Challenges to Reform
- The fate of the federal health reform law’s Medicaid expansion hinges in part on new rules that could be released as early as next week. To help accommodate an anticipated increase in demand for primary care by the newly insured, the law calls for Medicaid to pay primary care doctors no less than 100% of Medicare reimbursement rates in 2013 and 2014 for primary care services. However, the provision could prove to be more costly if the upcoming federal regulation broadens the definition of primary care and identifies which providers are included (Pecquet, “Healthwatch,” The Hill, 4/14).
Eye on the Courts
- Some insurance experts say that a potential misunderstanding about the federal health reform law’s individual mandate during last month’s U.S. Supreme Court oral arguments could affect how the justices rule on the overhaul. During the arguments, some justices and lawyers appeared to believe that the law would not allow residents to buy low-cost insurance plans and still comply with the individual mandate. However, experts note that the law permits individuals to purchase “bronze” plans — which are similar to catastrophic coverage policies — to comply with the mandate (Alonso-Zaldivar, AP/U-T San Diego, 4/10).
In the States
- Last week, New York Gov. Andrew Cuomo (D) issued an executive order establishing a health insurance exchange, after the state’s Republican lawmakers blocked legislation that would have created an exchange, which is required by the federal health reform law. For almost a year, Cuomo attempted to establish an exchange but the Senate GOP majority refused to consider the proposal. In March, Republicans blocked Cuomo from including an exchange in his fiscal year 2013 budget (Kaplan, New York Times, 4/12).

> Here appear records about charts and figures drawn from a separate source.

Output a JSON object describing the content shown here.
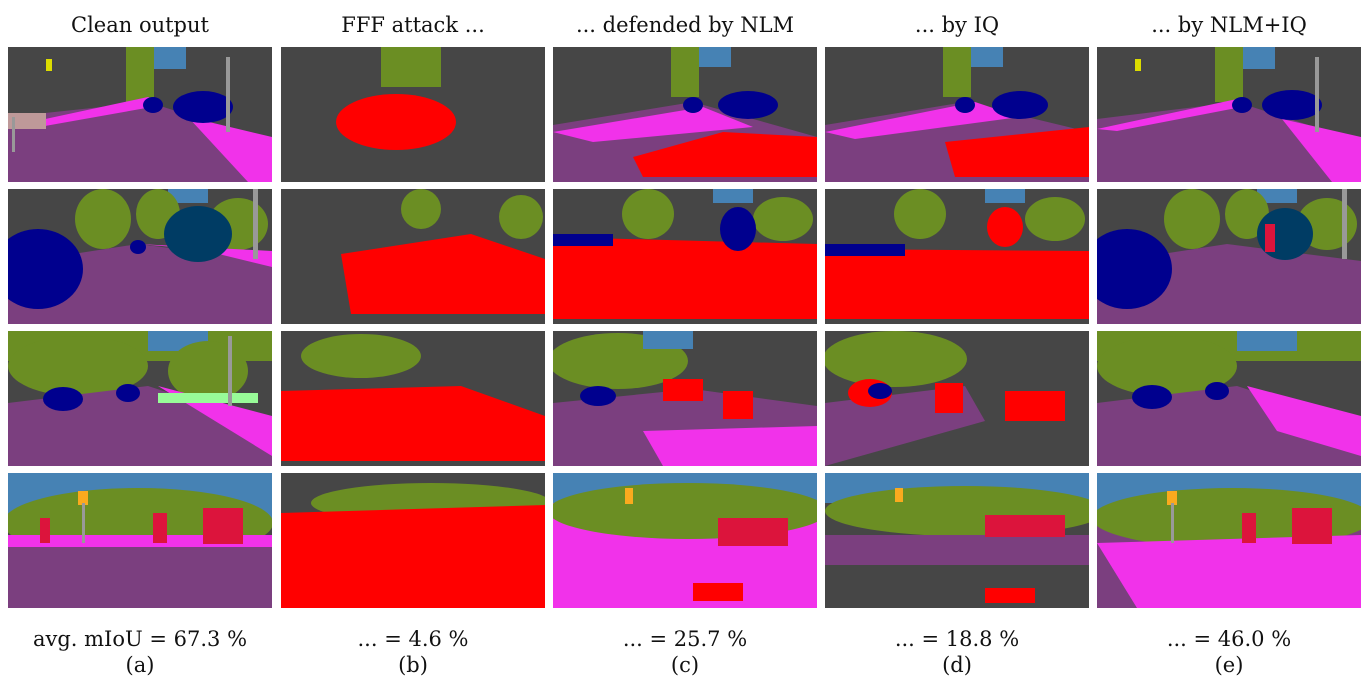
{
  "colors": {
    "road": "#7b3f7f",
    "sidewalk": "#f132ea",
    "building": "#464646",
    "vegetation": "#6b8e23",
    "sky": "#4682b4",
    "car": "#00008e",
    "truck": "#003c64",
    "person": "#dc143c",
    "attack_red": "#ff0000",
    "pole": "#999999",
    "terrain": "#98fb98",
    "traffic_sign": "#dcdc00",
    "traffic_light": "#faaa1e",
    "wall": "#be9999"
  },
  "columns": [
    {
      "id": "a",
      "title": "Clean output",
      "metric": "avg. mIoU = 67.3 %",
      "sublabel": "(a)"
    },
    {
      "id": "b",
      "title": "FFF attack ...",
      "metric": "... = 4.6 %",
      "sublabel": "(b)"
    },
    {
      "id": "c",
      "title": "... defended by NLM",
      "metric": "... = 25.7 %",
      "sublabel": "(c)"
    },
    {
      "id": "d",
      "title": "... by IQ",
      "metric": "... = 18.8 %",
      "sublabel": "(d)"
    },
    {
      "id": "e",
      "title": "... by NLM+IQ",
      "metric": "... = 46.0 %",
      "sublabel": "(e)"
    }
  ]
}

- In a ceremony to mark the sixth anniversary of the enactment of Massachusetts’ health reform law last week, Gov. Deval Patrick (D) praised the legislation’s successes and drew attention to former governor and Republican presidential candidate Mitt Romney‘s role in its creation (Goodnough, New York Times, 4/11). Andrea Saul — Romney’s spokesperson — said, “Patrick is playing politics and misrepresenting Gov. Romney’s record,” noting that Romney has pledged to repeal the federal health reform law (Millman, Politico, 4/11).

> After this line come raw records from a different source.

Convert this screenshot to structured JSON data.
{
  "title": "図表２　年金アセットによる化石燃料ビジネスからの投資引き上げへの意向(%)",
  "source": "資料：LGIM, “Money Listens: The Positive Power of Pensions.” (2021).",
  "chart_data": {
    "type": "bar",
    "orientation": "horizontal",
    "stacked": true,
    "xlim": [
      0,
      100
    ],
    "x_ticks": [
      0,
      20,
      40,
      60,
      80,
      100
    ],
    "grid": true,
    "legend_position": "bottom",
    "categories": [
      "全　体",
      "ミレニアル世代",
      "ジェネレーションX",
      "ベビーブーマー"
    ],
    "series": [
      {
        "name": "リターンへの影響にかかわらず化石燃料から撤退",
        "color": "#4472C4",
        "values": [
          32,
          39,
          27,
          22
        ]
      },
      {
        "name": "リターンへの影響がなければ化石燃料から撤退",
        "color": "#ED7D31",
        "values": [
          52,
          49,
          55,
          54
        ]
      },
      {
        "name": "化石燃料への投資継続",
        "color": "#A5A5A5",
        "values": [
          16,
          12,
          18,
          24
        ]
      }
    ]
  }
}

- Fifty percent of U.S. residents expect the U.S. Supreme Court‘s ruling on the federal health reform law to be based on the justices’ “partisan political views,” while 40% believe the ruling will be rooted “on the basis of law,” according to a recent Washington Post-ABC News poll. The poll — which surveyed 1,103 U.S. adults — also found that just 25% think the health reform law should be upheld, 38% want the entire law ruled unconstitutional and 29% want only the individual mandate to be struck down (Barnes/Clement, Washington Post, 4/11).